Commonwealth v. Baylis

384 A.2d 1185, 477 Pa. 472, 1978 Pa. LEXIS 925
CourtSupreme Court of Pennsylvania
DecidedMarch 23, 1978
Docket400 and 494
StatusPublished
Cited by30 cases

This text of 384 A.2d 1185 (Commonwealth v. Baylis) is published on Counsel Stack Legal Research, covering Supreme Court of Pennsylvania primary law. Counsel Stack provides free access to over 12 million legal documents including statutes, case law, regulations, and constitutions.

Bluebook
Commonwealth v. Baylis, 384 A.2d 1185, 477 Pa. 472, 1978 Pa. LEXIS 925 (Pa. 1978).

Opinions

OPINION OF THE COURT

PER CURIAM:

Appellant, Arthur Baylis, was convicted by a jury of murder of the third degree, possessing an instrument of crime, and possessing a prohibited offensive weapon. Post-verdict motions were denied, and appellant was sentenced to five-to-twenty years for the murder conviction and one-to-two years on the weapons conviction. This appeal followed.1

The facts are as follows. On December 6, 1974, Wayne Wingfield, the victim, was shot and killed as he was leaving a State Liquor Store at 46th Street and Lancaster Avenue in Philadelphia. Two of three eyewitnesses identified appellant as the person who shot the victim.

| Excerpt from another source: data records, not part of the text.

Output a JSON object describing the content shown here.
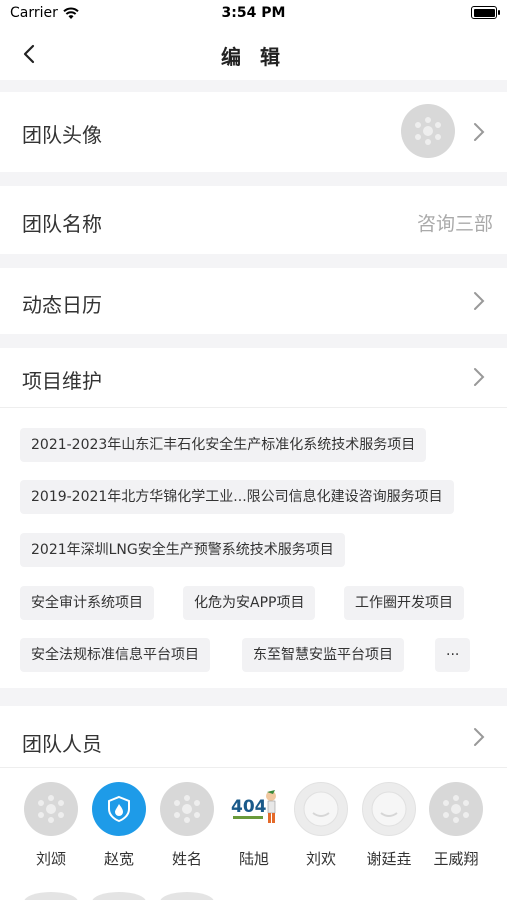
{
  "status": {
    "carrier": "Carrier",
    "time": "3:54 PM"
  },
  "nav": {
    "title": "编 辑"
  },
  "rows": {
    "avatar_label": "团队头像",
    "name_label": "团队名称",
    "name_value": "咨询三部",
    "calendar_label": "动态日历",
    "projects_label": "项目维护",
    "members_label": "团队人员"
  },
  "projects": [
    "2021-2023年山东汇丰石化安全生产标准化系统技术服务项目",
    "2019-2021年北方华锦化学工业...限公司信息化建设咨询服务项目",
    "2021年深圳LNG安全生产预警系统技术服务项目",
    "安全审计系统项目",
    "化危为安APP项目",
    "工作圈开发项目",
    "安全法规标准信息平台项目",
    "东至智慧安监平台项目",
    "···"
  ],
  "members": [
    {
      "name": "刘颂",
      "avatar": "grey"
    },
    {
      "name": "赵宽",
      "avatar": "blue"
    },
    {
      "name": "姓名",
      "avatar": "grey"
    },
    {
      "name": "陆旭",
      "avatar": "img404"
    },
    {
      "name": "刘欢",
      "avatar": "light"
    },
    {
      "name": "谢廷垚",
      "avatar": "light"
    },
    {
      "name": "王威翔",
      "avatar": "grey"
    }
  ],
  "colors": {
    "accent": "#1e9be8",
    "placeholder": "#d8d8d8",
    "background": "#f4f4f6"
  }
}
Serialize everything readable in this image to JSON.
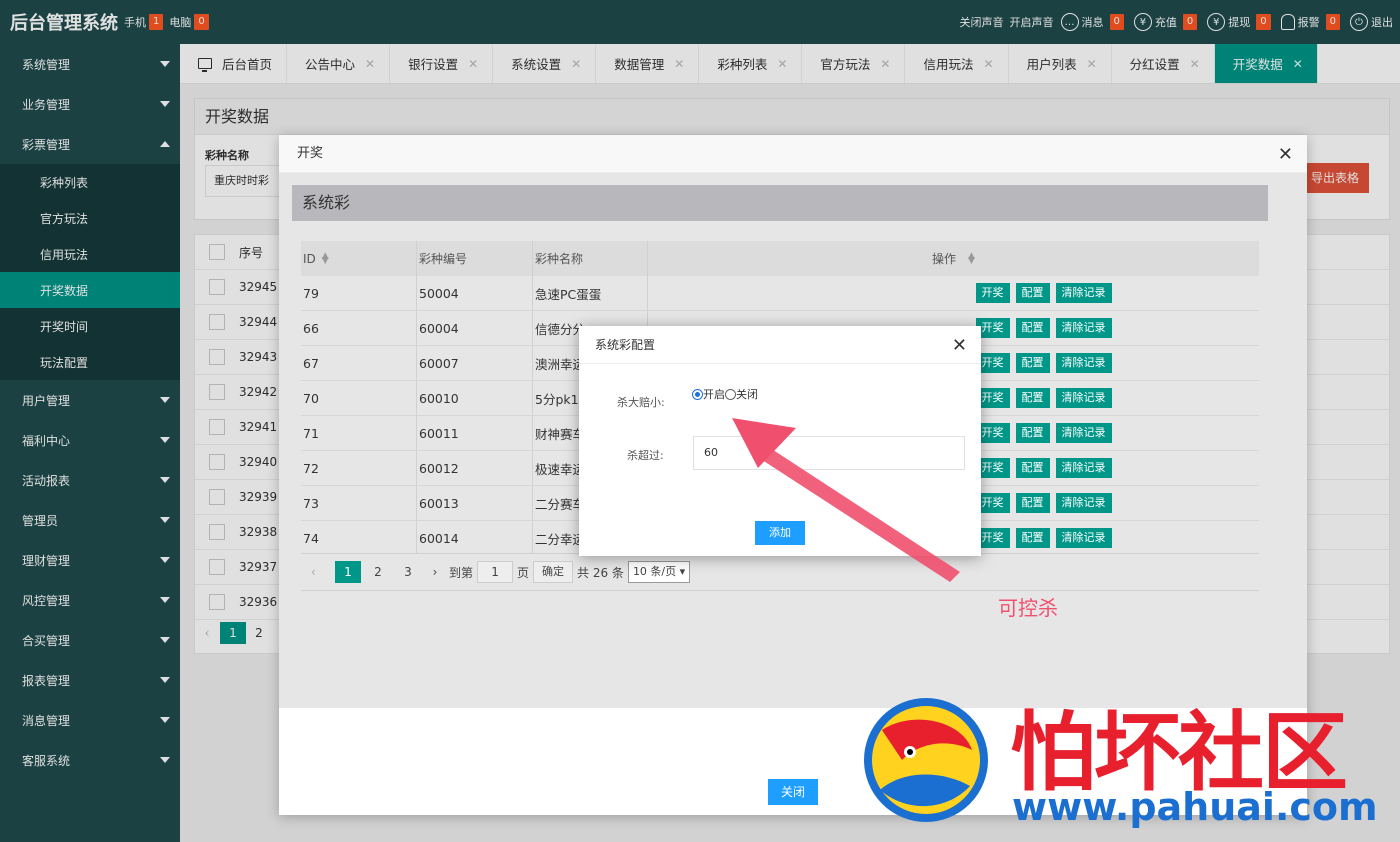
{
  "app": {
    "title": "后台管理系统",
    "mobile_label": "手机",
    "mobile_count": "1",
    "pc_label": "电脑",
    "pc_count": "0"
  },
  "topright": {
    "sound_off": "关闭声音",
    "sound_on": "开启声音",
    "message_label": "消息",
    "message_count": "0",
    "recharge_label": "充值",
    "recharge_count": "0",
    "withdraw_label": "提现",
    "withdraw_count": "0",
    "alarm_label": "报警",
    "alarm_count": "0",
    "logout_label": "退出"
  },
  "sidebar": {
    "items": [
      {
        "label": "系统管理"
      },
      {
        "label": "业务管理"
      },
      {
        "label": "彩票管理"
      },
      {
        "label": "用户管理"
      },
      {
        "label": "福利中心"
      },
      {
        "label": "活动报表"
      },
      {
        "label": "管理员"
      },
      {
        "label": "理财管理"
      },
      {
        "label": "风控管理"
      },
      {
        "label": "合买管理"
      },
      {
        "label": "报表管理"
      },
      {
        "label": "消息管理"
      },
      {
        "label": "客服系统"
      }
    ],
    "submenu": [
      "彩种列表",
      "官方玩法",
      "信用玩法",
      "开奖数据",
      "开奖时间",
      "玩法配置"
    ]
  },
  "tabs": [
    "后台首页",
    "公告中心",
    "银行设置",
    "系统设置",
    "数据管理",
    "彩种列表",
    "官方玩法",
    "信用玩法",
    "用户列表",
    "分红设置",
    "开奖数据"
  ],
  "page": {
    "title": "开奖数据",
    "filter_label": "彩种名称",
    "filter_value": "重庆时时彩",
    "export_label": "导出表格",
    "col_seq": "序号",
    "rows": [
      "32945",
      "32944",
      "32943",
      "32942",
      "32941",
      "32940",
      "32939",
      "32938",
      "32937",
      "32936"
    ],
    "pager": [
      "1",
      "2"
    ]
  },
  "modal": {
    "title": "开奖",
    "section_title": "系统彩",
    "headers": {
      "id": "ID",
      "code": "彩种编号",
      "name": "彩种名称",
      "op": "操作"
    },
    "rows": [
      {
        "id": "79",
        "code": "50004",
        "name": "急速PC蛋蛋"
      },
      {
        "id": "66",
        "code": "60004",
        "name": "信德分分..."
      },
      {
        "id": "67",
        "code": "60007",
        "name": "澳洲幸运"
      },
      {
        "id": "70",
        "code": "60010",
        "name": "5分pk10"
      },
      {
        "id": "71",
        "code": "60011",
        "name": "财神赛车"
      },
      {
        "id": "72",
        "code": "60012",
        "name": "极速幸运"
      },
      {
        "id": "73",
        "code": "60013",
        "name": "二分赛车"
      },
      {
        "id": "74",
        "code": "60014",
        "name": "二分幸运"
      }
    ],
    "btn_draw": "开奖",
    "btn_config": "配置",
    "btn_clear": "清除记录",
    "pager": {
      "pages": [
        "1",
        "2",
        "3"
      ],
      "goto_label": "到第",
      "goto_value": "1",
      "page_label": "页",
      "confirm_label": "确定",
      "total": "共 26 条",
      "per_page": "10 条/页"
    },
    "close_label": "关闭"
  },
  "dialog": {
    "title": "系统彩配置",
    "kill_label": "杀大赔小:",
    "opt_on": "开启",
    "opt_off": "关闭",
    "exceed_label": "杀超过:",
    "exceed_value": "60",
    "add_label": "添加"
  },
  "annotation": "可控杀",
  "watermark": {
    "text": "怕坏社区",
    "url": "www.pahuai.com"
  },
  "colors": {
    "sidebar": "#1f4a4d",
    "accent": "#009688",
    "badge": "#ff5722",
    "blue_button": "#1e9fff",
    "annotation": "#f0506e",
    "watermark_red": "#e8202e",
    "watermark_blue": "#1b6fd1"
  }
}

Appellant was arrested some six months later, on June 15, 1975, at 10:30 p. m. Appellant, who was seventeen years old, was taken to the Police Administration Building and [474]*474was given his constitutional rights, which he waived. However, he was never given the opportunity to consult with an interested adult before waiving his rights. Following the waiver, appellant gave an inculpatory statement.

Appellant raises one issue on this appeal. He argues that the suppression court erred in holding that his confession was admissible. He believes that since he was a minor at the time of interrogation, failure to provide an opportunity for consultation with an interested adult vitiates his waiver of constitutional rights. As an alleged ineffective waiver was involved, appellant claims the statement should have been suppressed on the basis of our decision in Commonwealth v. McCutchen, 463 Pa. 90, 343 A.2d 669 (1975).

We need not, however, reach the merits of appellant’s claim. Pa.R.Crim.P. 323(d) provides:

“The application shall state specifically the evidence sought to be suppressed, the specific constitutional grounds rendering the evidence inadmissible, and shall state with particularity the facts and events in support thereof.” (Emphasis added.)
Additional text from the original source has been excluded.